Most industry-standard generative AIs and feature encoders are proprietary, offering only black-box access: their outputs are observable, but their internal parameters and architectures remain hidden from the end-user. This black-box access is especially limiting when constructing mixture-of-expert type ensemble models since the user cannot optimize each proprietary AI's internal parameters.
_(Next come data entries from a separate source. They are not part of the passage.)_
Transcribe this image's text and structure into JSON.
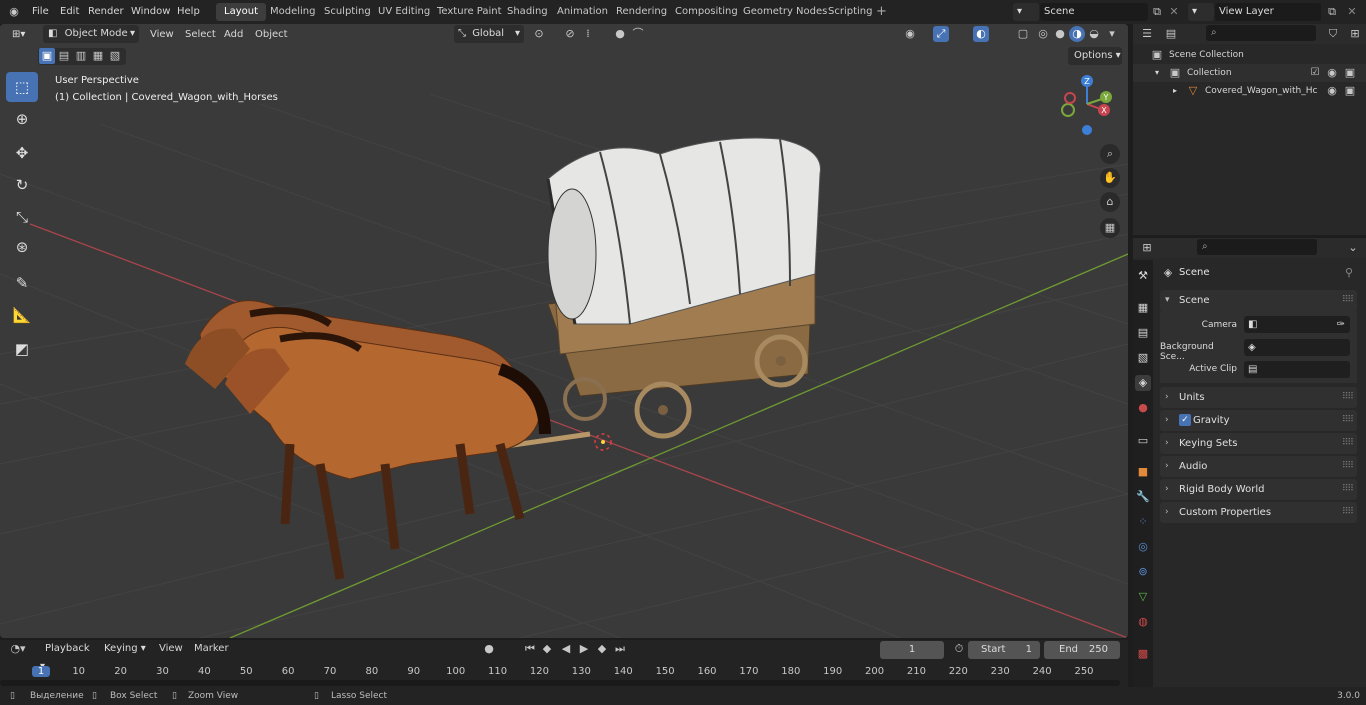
{
  "topbar": {
    "menus": [
      "File",
      "Edit",
      "Render",
      "Window",
      "Help"
    ],
    "workspaces": [
      "Layout",
      "Modeling",
      "Sculpting",
      "UV Editing",
      "Texture Paint",
      "Shading",
      "Animation",
      "Rendering",
      "Compositing",
      "Geometry Nodes",
      "Scripting"
    ],
    "active_workspace": "Layout",
    "add_workspace": "+",
    "scene_name": "Scene",
    "view_layer": "View Layer"
  },
  "viewport_header": {
    "mode": "Object Mode",
    "menus": [
      "View",
      "Select",
      "Add",
      "Object"
    ],
    "orientation": "Global",
    "options_label": "Options"
  },
  "viewport": {
    "view_name": "User Perspective",
    "collection_info": "(1) Collection | Covered_Wagon_with_Horses"
  },
  "outliner": {
    "root": "Scene Collection",
    "collection": "Collection",
    "object": "Covered_Wagon_with_Hc"
  },
  "properties": {
    "context": "Scene",
    "scene_panel": "Scene",
    "fields": [
      {
        "label": "Camera",
        "value": ""
      },
      {
        "label": "Background Sce...",
        "value": ""
      },
      {
        "label": "Active Clip",
        "value": ""
      }
    ],
    "panels": [
      "Units",
      "Gravity",
      "Keying Sets",
      "Audio",
      "Rigid Body World",
      "Custom Properties"
    ],
    "gravity_checked": true
  },
  "timeline": {
    "menus": [
      "Playback",
      "Keying",
      "View",
      "Marker"
    ],
    "current_frame": "1",
    "start_label": "Start",
    "start": "1",
    "end_label": "End",
    "end": "250",
    "ticks": [
      "1",
      "10",
      "20",
      "30",
      "40",
      "50",
      "60",
      "70",
      "80",
      "90",
      "100",
      "110",
      "120",
      "130",
      "140",
      "150",
      "160",
      "170",
      "180",
      "190",
      "200",
      "210",
      "220",
      "230",
      "240",
      "250"
    ]
  },
  "statusbar": {
    "select": "Выделение",
    "box_select": "Box Select",
    "zoom_view": "Zoom View",
    "lasso_select": "Lasso Select",
    "version": "3.0.0"
  },
  "colors": {
    "accent": "#4772b3",
    "x_axis": "#c8454f",
    "y_axis": "#7aa83a",
    "z_axis": "#3d7fd6",
    "frame_marker": "#4772b3"
  }
}
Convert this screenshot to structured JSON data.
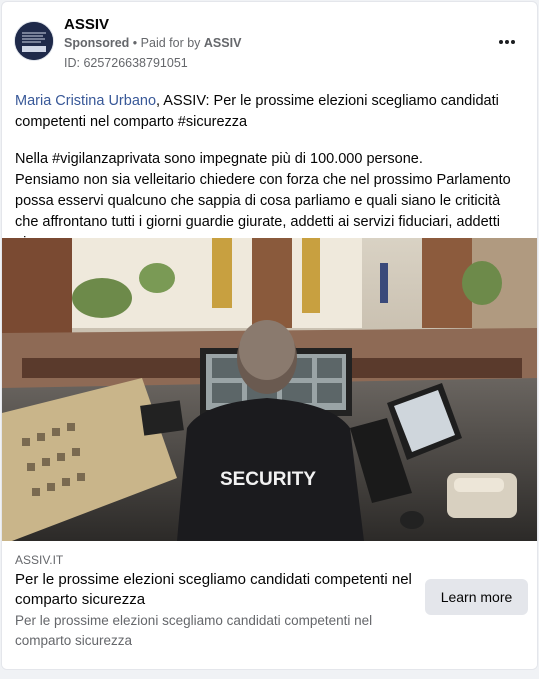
{
  "post": {
    "page_name": "ASSIV",
    "sponsored_label": "Sponsored",
    "separator": "•",
    "paid_for_prefix": "Paid for by",
    "paid_for_by": "ASSIV",
    "ad_id": "ID: 625726638791051",
    "more_icon": "more-horizontal-icon"
  },
  "body": {
    "mention": "Maria Cristina Urbano",
    "line1_rest": ", ASSIV: Per le prossime elezioni scegliamo candidati competenti nel comparto #sicurezza",
    "paragraph2": "Nella #vigilanzaprivata sono impegnate più di 100.000 persone.",
    "paragraph3": "Pensiamo non sia velleitario chiedere con forza che nel prossimo Parlamento possa esservi qualcuno che sappia di cosa parliamo e quali siano le criticità che affrontano tutti i giorni guardie giurate, addetti ai servizi fiduciari, addetti ai..."
  },
  "image": {
    "shirt_text": "SECURITY"
  },
  "link": {
    "domain": "ASSIV.IT",
    "title": "Per le prossime elezioni scegliamo candidati competenti nel comparto sicurezza",
    "description": "Per le prossime elezioni scegliamo candidati competenti nel comparto sicurezza",
    "cta": "Learn more"
  },
  "colors": {
    "link_blue": "#385898",
    "secondary_text": "#65676b",
    "button_bg": "#e4e6eb"
  }
}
Our problem naturally lends itself to a non-competitive game-theoretic lens where each proprietary AI (agent) is inherently competing against the other AI agents, with this competition arising naturally due to their obliviousness of the AI's to their internal structure. In contrast, the user acts as a central planner trying to synchronize the ensemble of competing AIs. We show the existence of the unique Nash equilibrium in the online setting, which we even compute in closed-form by eliciting a feedback mechanism between any given time series and the sequence generated by each (proprietary) AI agent. Our solution is implemented as a decentralized, federated-learning algorithm in which each agent optimizes their structure locally on their machine without ever releasing any internal structure to the others. We obtain refined expressions for pre-trained models such as transformers, random feature models, and echo-state networks. Our ``proprietary federated learning'' algorithm is implemented on a range of real-world and synthetic time-series benchmarks. It achieves orders-of-magnitude improvements in predictive accuracy over natural benchmarks, of which there are surprisingly few due to this natural problem still being largely unexplored.